Compliance with International Laws
As businesses Woolworth expand to Eastern Europe countries and specifically Belarus, Maldives, and Russia, they must comply with the global HR issues. In these countries, there are required rules when the management is hiring the employees from diverse cultural and geographic backgrounds, and therefore Woolworth needs to consider them (Ile & Iles, 2013). For example in Eastern Europe, the management must comply with tax liabilities and labor laws. Besides, when doing business in Eastern Europe, the company will have to pay value added tax and hiring noncitizens in the workplace require Woolworth HRM to check for their work visas and make a report to the government. Therefore to alleviate complexities when operating a business in Eastern Europe, there is need to implement the legal requirements as required by the laws of these countries (Dickmann, Brewster, & Sparrow, 2016).
Cultural Diversity
Another salient issue and consideration in international HR are the issues of implementing cultural diversity in the workplace. Working with people from different cultural backgrounds and geographical locations requires the business to adapt to cultural diversity and formulate new ways of communicating with strange social practices.
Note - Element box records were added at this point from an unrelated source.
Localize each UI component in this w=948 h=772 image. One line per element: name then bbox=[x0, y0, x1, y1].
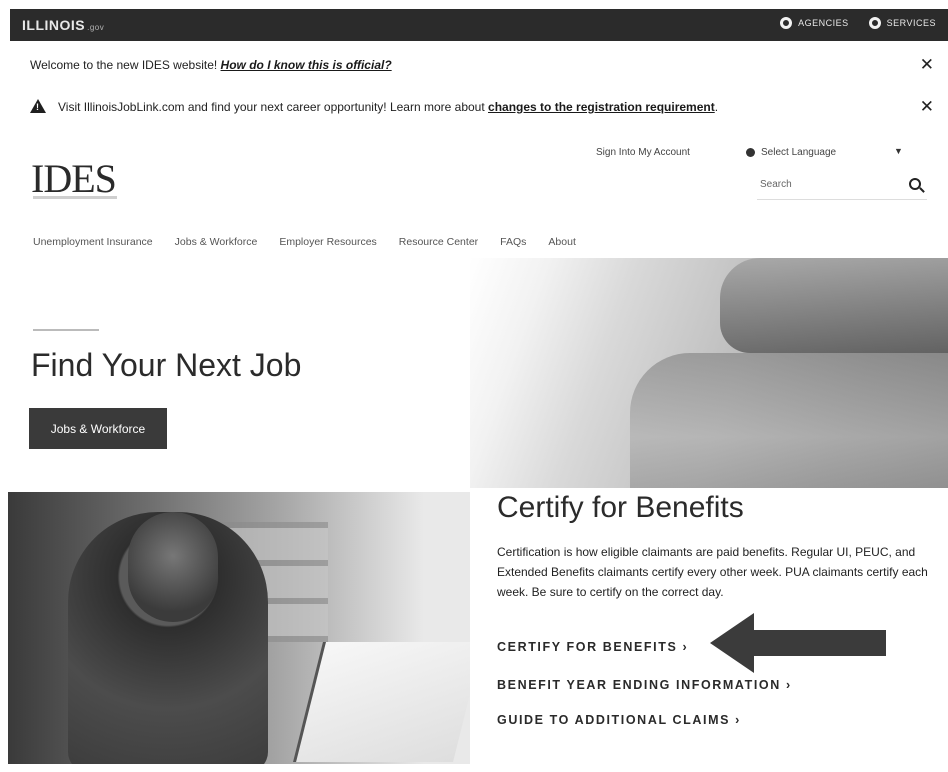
nav-jobs-workforce[interactable]: Jobs & Workforce bbox=[175, 236, 258, 248]
statebar-links: AGENCIES SERVICES bbox=[780, 17, 936, 29]
hero-stone-bottom bbox=[630, 353, 948, 488]
official-link[interactable]: How do I know this is official? bbox=[221, 58, 392, 72]
illinois-brand-label: ILLINOIS bbox=[22, 17, 86, 33]
pointer-arrow-icon bbox=[710, 613, 886, 673]
agencies-link[interactable]: AGENCIES bbox=[780, 17, 849, 29]
hero-stone-top bbox=[720, 258, 948, 353]
state-bar: ILLINOIS .gov AGENCIES SERVICES bbox=[10, 9, 948, 41]
services-icon bbox=[868, 17, 881, 29]
close-icon[interactable]: ✕ bbox=[920, 97, 934, 117]
certify-title: Certify for Benefits bbox=[497, 491, 744, 524]
registration-link[interactable]: changes to the registration requirement bbox=[488, 100, 715, 114]
search-input[interactable] bbox=[757, 172, 897, 190]
claimant-photo bbox=[8, 492, 470, 764]
hero-title: Find Your Next Job bbox=[31, 347, 302, 383]
search-box bbox=[757, 172, 927, 200]
photo-laptop bbox=[293, 642, 470, 762]
welcome-text: Welcome to the new IDES website! bbox=[30, 58, 221, 72]
benefit-year-ending-link[interactable]: BENEFIT YEAR ENDING INFORMATION › bbox=[497, 678, 792, 692]
signin-link[interactable]: Sign Into My Account bbox=[596, 147, 690, 158]
logo-tagline bbox=[33, 196, 117, 199]
agencies-label: AGENCIES bbox=[798, 18, 849, 28]
hero-image bbox=[470, 258, 948, 488]
search-icon[interactable] bbox=[909, 178, 921, 190]
agencies-icon bbox=[780, 17, 793, 29]
chevron-down-icon[interactable]: ▼ bbox=[894, 146, 903, 156]
nav-faqs[interactable]: FAQs bbox=[500, 236, 526, 248]
illinois-brand[interactable]: ILLINOIS .gov bbox=[22, 17, 104, 33]
hero-kicker-line bbox=[33, 329, 99, 331]
language-label: Select Language bbox=[761, 147, 837, 158]
nav-employer-resources[interactable]: Employer Resources bbox=[279, 236, 376, 248]
main-nav: Unemployment Insurance Jobs & Workforce … bbox=[33, 236, 598, 248]
jobs-workforce-button[interactable]: Jobs & Workforce bbox=[29, 408, 167, 449]
joblink-text: Visit IllinoisJobLink.com and find your … bbox=[58, 100, 489, 114]
globe-icon bbox=[746, 148, 755, 157]
nav-resource-center[interactable]: Resource Center bbox=[399, 236, 478, 248]
additional-claims-guide-link[interactable]: GUIDE TO ADDITIONAL CLAIMS › bbox=[497, 713, 741, 727]
pointer-arrow-shape bbox=[710, 613, 886, 673]
certify-for-benefits-link[interactable]: CERTIFY FOR BENEFITS › bbox=[497, 640, 688, 654]
photo-head bbox=[128, 512, 218, 622]
illinois-brand-suffix: .gov bbox=[87, 23, 105, 32]
language-selector[interactable]: Select Language bbox=[746, 147, 836, 158]
nav-unemployment-insurance[interactable]: Unemployment Insurance bbox=[33, 236, 153, 248]
nav-about[interactable]: About bbox=[548, 236, 575, 248]
warning-icon bbox=[30, 99, 46, 113]
joblink-end: . bbox=[714, 100, 719, 114]
close-icon[interactable]: ✕ bbox=[920, 55, 934, 75]
services-link[interactable]: SERVICES bbox=[868, 17, 936, 29]
ides-logo[interactable]: IDES bbox=[31, 155, 117, 202]
services-label: SERVICES bbox=[886, 18, 936, 28]
joblink-alert: Visit IllinoisJobLink.com and find your … bbox=[30, 97, 940, 117]
welcome-alert: Welcome to the new IDES website! How do … bbox=[30, 55, 940, 75]
certify-description: Certification is how eligible claimants … bbox=[497, 545, 928, 599]
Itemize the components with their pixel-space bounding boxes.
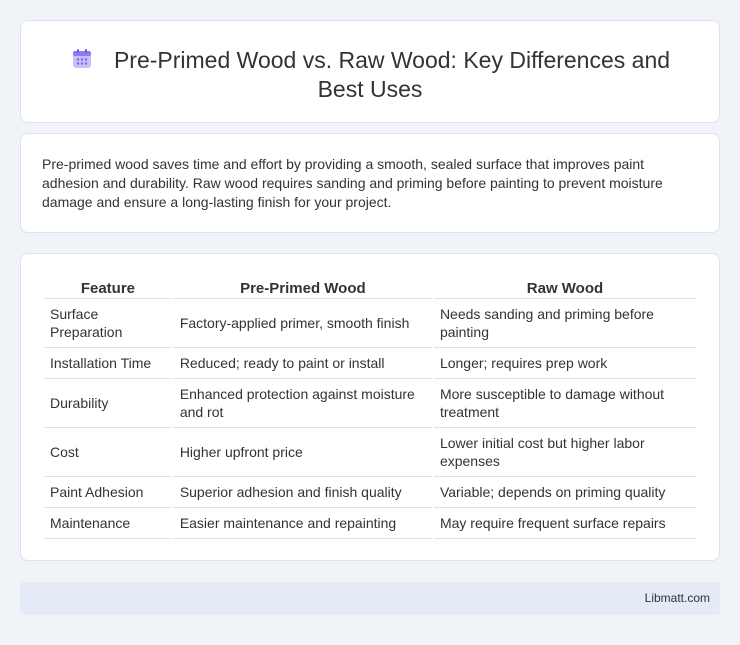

Therefore for Woolworth, they need to appreciate new means and ideas of different people on how to run workplace activities such as management and other processes (Ile & Iles, 2013).
Benefits and Compensation
Remuneration and advantages in the workplace form the backbone of HR strategy applied when working in a foreign country. Besides, the issues are critical for international HR, because they emphasize on the balance of employees. Therefore Woolworth needs to initiate and implement workplace programs that are meant to improve the professional and personal lives of the workers (Dickmann, Brewster, & Sparrow, 2016). This is a central aspect of international HR because many multinational firms and Woolworth should not be an exception. They need to consider paternity leave, flexible working time, providing extended holidays, workplace childcare and others to strike a balance for these employees. In Eastern Europe, it is mandatory for the companies to implement these programs (Dowling & Scullion, 2013).
Training and Development
Training and Development are another issues for HR which is closely related the concept of remuneration benefits in the workplace. Woolworth should initiate training programs that are designed to provide employees with job skills and knowledge which are relevant to the global organizations. For the company, they need to have an initiative that includes providing platforms for the employees to engage in networking events, training seminars and other activities aimed at increasing the competency of these people (Dowling & Scullion, 2013).
Conclusion
In conclusion, the report has explored the global business environment of Woolworth in Eastern Europe. When investing in the international context, the management needs to consider certain factors such as the entry strategy of the country by looking at the political climates, economic factors and others which determine who the organization operates. Besides, it is essential to consider the laws and regulation that affects the implementation of the HR practices such as compensation and benefits, cultural diversity and others such as training and development. Further in the modern business environment, there have been changes mainly brought by technology changes and therefore need for R&D to come up with solutions on how it can be used for data analytics, customer satisfaction and others such as fraud detection. Finally, it is essential to consider the factors of production in the retail sector namely the finance, skills, and others that are beneficial to the industry.